WILTON, Conn. -- State Sen. Toni Boucher (R-Wilton), member of the Finance, Revenue and Bonding Committee, released the following statement regarding the Bloomberg report on U.S. jobless claims , which dropped by 42,000 to 338,000 last week, according to Labor Department data.
Boucher is a Republican who represents the 26th District towns of New Canaan, Redding, Ridgefield, Weston, Westport and Wilton in the State Senate.
“This drop in initial jobless applications was a sign that the rest of the nation is enjoying an improved outlook for the job market and robust consumer spending for 2014. According to Omair Sharif, an economist at RBS Securities Inc. in Stamford, 'Consumers are feeling a bit more buoyant heading into the new year.’
“Unfortunately, Connecticut residents do not share this buoyant feeling. The state’s economy remains mired in the worst recession since the 1930s, without the same signs of economic recovery emerging in other parts of the nation. Although Connecticut’s unemployment rate has fallen from 7.9 percent to 7.6 percent, it owes this reduction to a shrinking workforce, not to a recovering job market.
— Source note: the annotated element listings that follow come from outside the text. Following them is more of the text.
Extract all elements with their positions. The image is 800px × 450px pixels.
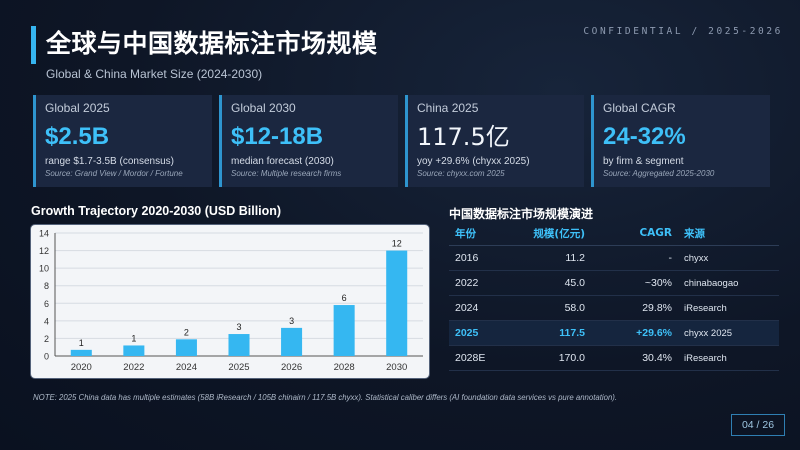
table-row: 2022 45.0 ~30% chinabaogao: [449, 271, 779, 296]
cell-year: 2024: [455, 302, 479, 314]
kpi-source: Source: Aggregated 2025-2030: [603, 169, 715, 178]
title-accent-bar: [31, 26, 36, 64]
x-tick-label: 2028: [334, 362, 355, 373]
y-tick-label: 14: [39, 229, 49, 239]
bar: [228, 334, 250, 356]
bar: [281, 327, 303, 356]
data-label: 6: [342, 293, 347, 303]
kpi-card-global-cagr: Global CAGR 24-32% by firm & segment Sou…: [591, 95, 770, 187]
bar: [175, 339, 197, 356]
cell-cagr: 30.4%: [642, 352, 672, 364]
cell-year: 2022: [455, 277, 479, 289]
kpi-label: Global 2030: [231, 101, 296, 115]
cell-size: 117.5: [559, 327, 585, 339]
kpi-source: Source: Multiple research firms: [231, 169, 342, 178]
chart-title: Growth Trajectory 2020-2030 (USD Billion…: [31, 204, 282, 218]
x-tick-label: 2022: [123, 362, 144, 373]
cell-year: 2016: [455, 252, 479, 264]
cell-year: 2025: [455, 327, 479, 339]
kpi-source: Source: Grand View / Mordor / Fortune: [45, 169, 183, 178]
kpi-value: 24-32%: [603, 123, 686, 150]
data-label: 1: [131, 333, 136, 343]
y-tick-label: 8: [44, 281, 49, 291]
data-label: 2: [184, 327, 189, 337]
china-market-table: 年份 规模(亿元) CAGR 来源 2016 11.2 - chyxx 2022…: [449, 221, 779, 371]
cell-source: iResearch: [684, 352, 727, 364]
y-tick-label: 2: [44, 334, 49, 344]
chart-canvas: 0 2 4 6 8 10 12 14 1 2020 1 2022 2 2024 3 2025 3 2026 6 202…: [39, 229, 423, 373]
cell-size: 170.0: [558, 352, 585, 364]
kpi-label: Global 2025: [45, 101, 110, 115]
kpi-note: range $1.7-3.5B (consensus): [45, 156, 174, 167]
kpi-card-global-2025: Global 2025 $2.5B range $1.7-3.5B (conse…: [33, 95, 212, 187]
y-tick-label: 0: [44, 352, 49, 362]
bar: [386, 250, 408, 356]
cell-source: chinabaogao: [684, 277, 739, 289]
page-subtitle: Global & China Market Size (2024-2030): [46, 67, 263, 81]
bar: [333, 305, 355, 356]
y-tick-label: 6: [44, 299, 49, 309]
bar: [70, 349, 92, 356]
cell-cagr: ~30%: [644, 277, 672, 289]
cell-cagr: -: [668, 252, 673, 264]
cell-source: chyxx: [684, 252, 709, 264]
cell-source: iResearch: [684, 302, 727, 314]
header-year: 年份: [455, 227, 476, 240]
kpi-note: yoy +29.6% (chyxx 2025): [417, 156, 530, 167]
table-title: 中国数据标注市场规模演进: [449, 207, 594, 221]
cell-cagr: 29.8%: [642, 302, 672, 314]
table-row: 2016 11.2 - chyxx: [449, 246, 779, 271]
kpi-note: by firm & segment: [603, 156, 684, 167]
cell-size: 58.0: [564, 302, 585, 314]
page-title: 全球与中国数据标注市场规模: [46, 29, 378, 58]
cell-year: 2028E: [455, 352, 486, 364]
y-tick-label: 4: [44, 316, 49, 326]
x-tick-label: 2030: [386, 362, 407, 373]
table-row: 2028E 170.0 30.4% iResearch: [449, 346, 779, 371]
data-label: 3: [236, 322, 241, 332]
kpi-value: $12-18B: [231, 123, 324, 150]
page-indicator[interactable]: 04 / 26: [731, 414, 785, 436]
table-header-row: 年份 规模(亿元) CAGR 来源: [449, 221, 779, 246]
growth-bar-chart: 0 2 4 6 8 10 12 14 1 2020 1 2022 2 2024 3 2025 3 2026 6 202…: [30, 224, 430, 379]
kpi-source: Source: chyxx.com 2025: [417, 169, 505, 178]
data-label: 3: [289, 316, 294, 326]
kpi-value: 117.5亿: [417, 123, 510, 151]
x-tick-label: 2026: [281, 362, 302, 373]
cell-size: 45.0: [564, 277, 585, 289]
x-tick-label: 2025: [228, 362, 249, 373]
header-source: 来源: [684, 227, 705, 240]
kpi-label: China 2025: [417, 101, 479, 115]
confidential-label: CONFIDENTIAL / 2025-2026: [583, 26, 783, 37]
kpi-note: median forecast (2030): [231, 156, 334, 167]
table-row: 2024 58.0 29.8% iResearch: [449, 296, 779, 321]
cell-size: 11.2: [565, 252, 585, 264]
data-label: 1: [79, 338, 84, 348]
bar: [123, 345, 145, 356]
cell-cagr: +29.6%: [636, 327, 672, 339]
kpi-card-china-2025: China 2025 117.5亿 yoy +29.6% (chyxx 2025…: [405, 95, 584, 187]
y-tick-label: 10: [39, 264, 49, 274]
y-tick-label: 12: [39, 246, 49, 256]
footnote: NOTE: 2025 China data has multiple estim…: [33, 393, 618, 402]
x-tick-label: 2024: [176, 362, 197, 373]
header-size: 规模(亿元): [533, 227, 585, 240]
kpi-value: $2.5B: [45, 123, 110, 150]
kpi-label: Global CAGR: [603, 101, 676, 115]
kpi-card-global-2030: Global 2030 $12-18B median forecast (203…: [219, 95, 398, 187]
kpi-cards: Global 2025 $2.5B range $1.7-3.5B (conse…: [33, 95, 770, 187]
header-cagr: CAGR: [639, 227, 672, 239]
table-row-highlighted: 2025 117.5 +29.6% chyxx 2025: [449, 321, 779, 346]
cell-source: chyxx 2025: [684, 327, 733, 339]
data-label: 12: [392, 239, 402, 249]
x-tick-label: 2020: [71, 362, 92, 373]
“The University of Connecticut Center of Economic Analysis quarterly economic outlook of December 2013 reported that, ‘If participation in the workforce were still at the same level as it was in the 2nd quarter of 2010, the unemployment rate would be 10.7 percent. Nearly 65,000 working-age adults in Connecticut stopped looking for employment during the last three years.’
“Connecticut Business and Industry Association (CBIA) executives suggest that Connecticut needs to remove, rather than strengthen the barriers to economic competitiveness. They list reforming our tax system to encourage wealth creation and reining in spending as the right approaches to reviving Connecticut’s lackluster job market.
“CBIA states, ‘the threat of increased taxes and unfunded liabilities down the road is the biggest drag on their [businesses] to make investment in this state.’ This is not the news you want to hear. If the state’s long term economic outlook and quality of the job market is to improve, the administration will have to stop adding government regulations and taxes so business can rebound and hire workers.
“There must also be a sustained and committed effort to stop spending. Residents should be able to keep more money in their pockets and once again feel confident about living in Connecticut. Right now, that is not happening.”